Tout simplement — et voilà qui, à n'en pas douter, réconfortera les amateurs de sèches, qui l'auraient plutôt sec ces jours-ci — parce que le tabac qui relève l'expression, ô combien prisée, de notre titre n'a pas grand-chose à voir, l'étymologie est formelle sur ce point, avec celui que l'on vient de chasser manu militari des lieux publics... Ce tabac-là, en effet, qui ne serait apparu que vers 1800, soit plus de deux siècles après l'autre, devrait beaucoup au verbe tabasser. Révérence parler, il s'agissait moins, avec lui, de bourrer son brûle-gueule... que la gueule du voisin ! Il aurait d'ailleurs dû, en toute logique, s'écrire tabas, s'il ne s'était laissé sournoisement intoxiquer (déjà !) par son envahissant homonyme. On ne surprendra personne en précisant que c'est évidemment ce tabac-là, et non celui que l'on introduisit en France sous le règne de François II, qui est censé « se passer », pour peu que l'on en croie les mauvaises langues, dans les arrière-salles des commissariats. Quoique, remarquait le regretté Claude Gagnière dans Merveilles et secrets de la langue française, les ponts ne soient pas, en l'occurrence, totalement coupés entre les deux versions : ledit passage à tabac ne consiste-t-il pas notamment à donner des coups sur le nez, à l'instar de ces prises... que l'on enfonçait, tout bien pesé, dans les mêmes orifices ? C'est encore lui que nous retrouvons dans le « coup de tabac » tellement redouté des marins, cet orage aussi soudain que violent qui venait, sans ménagement aucun, « cogner » le navire.
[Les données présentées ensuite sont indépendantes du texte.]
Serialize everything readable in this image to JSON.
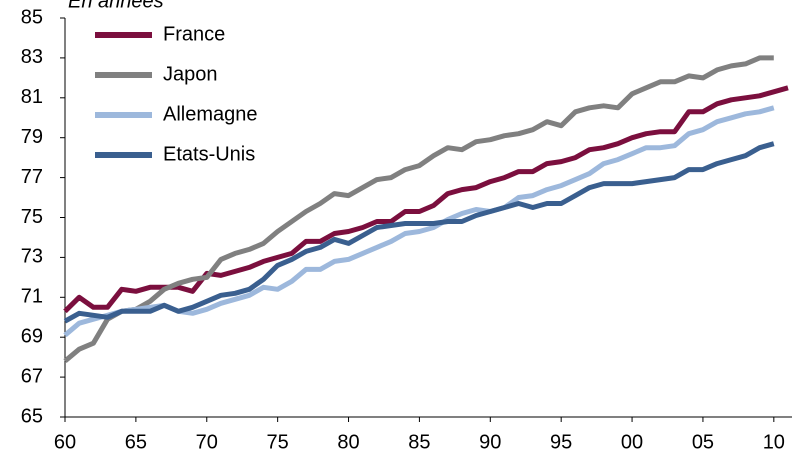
{
  "chart_data": {
    "type": "line",
    "title": "En années",
    "x": [
      60,
      61,
      62,
      63,
      64,
      65,
      66,
      67,
      68,
      69,
      70,
      71,
      72,
      73,
      74,
      75,
      76,
      77,
      78,
      79,
      80,
      81,
      82,
      83,
      84,
      85,
      86,
      87,
      88,
      89,
      90,
      91,
      92,
      93,
      94,
      95,
      96,
      97,
      98,
      99,
      100,
      101,
      102,
      103,
      104,
      105,
      106,
      107,
      108,
      109,
      110,
      111
    ],
    "series": [
      {
        "name": "France",
        "color": "#7b0f3e",
        "values": [
          70.3,
          71.0,
          70.5,
          70.5,
          71.4,
          71.3,
          71.5,
          71.5,
          71.5,
          71.3,
          72.2,
          72.1,
          72.3,
          72.5,
          72.8,
          73.0,
          73.2,
          73.8,
          73.8,
          74.2,
          74.3,
          74.5,
          74.8,
          74.8,
          75.3,
          75.3,
          75.6,
          76.2,
          76.4,
          76.5,
          76.8,
          77.0,
          77.3,
          77.3,
          77.7,
          77.8,
          78.0,
          78.4,
          78.5,
          78.7,
          79.0,
          79.2,
          79.3,
          79.3,
          80.3,
          80.3,
          80.7,
          80.9,
          81.0,
          81.1,
          81.3,
          81.5
        ]
      },
      {
        "name": "Japon",
        "color": "#808080",
        "values": [
          67.8,
          68.4,
          68.7,
          69.9,
          70.3,
          70.4,
          70.8,
          71.4,
          71.7,
          71.9,
          72.0,
          72.9,
          73.2,
          73.4,
          73.7,
          74.3,
          74.8,
          75.3,
          75.7,
          76.2,
          76.1,
          76.5,
          76.9,
          77.0,
          77.4,
          77.6,
          78.1,
          78.5,
          78.4,
          78.8,
          78.9,
          79.1,
          79.2,
          79.4,
          79.8,
          79.6,
          80.3,
          80.5,
          80.6,
          80.5,
          81.2,
          81.5,
          81.8,
          81.8,
          82.1,
          82.0,
          82.4,
          82.6,
          82.7,
          83.0,
          83.0,
          null
        ]
      },
      {
        "name": "Allemagne",
        "color": "#9db8dc",
        "values": [
          69.1,
          69.7,
          69.9,
          70.1,
          70.3,
          70.4,
          70.5,
          70.6,
          70.3,
          70.2,
          70.4,
          70.7,
          70.9,
          71.1,
          71.5,
          71.4,
          71.8,
          72.4,
          72.4,
          72.8,
          72.9,
          73.2,
          73.5,
          73.8,
          74.2,
          74.3,
          74.5,
          74.9,
          75.2,
          75.4,
          75.3,
          75.5,
          76.0,
          76.1,
          76.4,
          76.6,
          76.9,
          77.2,
          77.7,
          77.9,
          78.2,
          78.5,
          78.5,
          78.6,
          79.2,
          79.4,
          79.8,
          80.0,
          80.2,
          80.3,
          80.5,
          null
        ]
      },
      {
        "name": "Etats-Unis",
        "color": "#3a5f8f",
        "values": [
          69.8,
          70.2,
          70.1,
          70.0,
          70.3,
          70.3,
          70.3,
          70.6,
          70.3,
          70.5,
          70.8,
          71.1,
          71.2,
          71.4,
          71.9,
          72.6,
          72.9,
          73.3,
          73.5,
          73.9,
          73.7,
          74.1,
          74.5,
          74.6,
          74.7,
          74.7,
          74.7,
          74.8,
          74.8,
          75.1,
          75.3,
          75.5,
          75.7,
          75.5,
          75.7,
          75.7,
          76.1,
          76.5,
          76.7,
          76.7,
          76.7,
          76.8,
          76.9,
          77.0,
          77.4,
          77.4,
          77.7,
          77.9,
          78.1,
          78.5,
          78.7,
          null
        ]
      }
    ],
    "xlim": [
      60,
      111
    ],
    "xticks": [
      60,
      65,
      70,
      75,
      80,
      85,
      90,
      95,
      {
        "value": 100,
        "label": "00"
      },
      {
        "value": 105,
        "label": "05"
      },
      {
        "value": 110,
        "label": "10"
      }
    ],
    "ylim": [
      65,
      85
    ],
    "yticks": [
      65,
      67,
      69,
      71,
      73,
      75,
      77,
      79,
      81,
      83,
      85
    ],
    "grid": false,
    "legend": "upper left"
  }
}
C'est toujours lui qui occupe le devant de la scène, nous le signalions d'entrée de jeu, dans l'expression « faire un tabac », bien connue de l'argot des théâtres. Quand bien même le tabassage, dans ce cas précis, irait moins de soi ! Tout porte à croire, cela dit, que c'est là une allusion aux coups bruyants que l'acteur déclenche dès qu'on l'applaudit à tout rompre. On le voit, rien ne s'oppose, décidément, à ce que cette mesure, jugée impopulaire entre toutes et longtemps différée par nos politiques, connaisse au bout du compte un franc succès. À ce qu'elle constitue peut-être même, pour ceux qui n'auront pas craint de la porter sur les fonts baptismaux, un véritable bâton de maréchal. L'histoire de la langue, là encore, aurait pu le laisser prévoir : avant de prendre le nom de tabac, l'herbe à Nicot ne s'est-elle pas appelée... pétun ?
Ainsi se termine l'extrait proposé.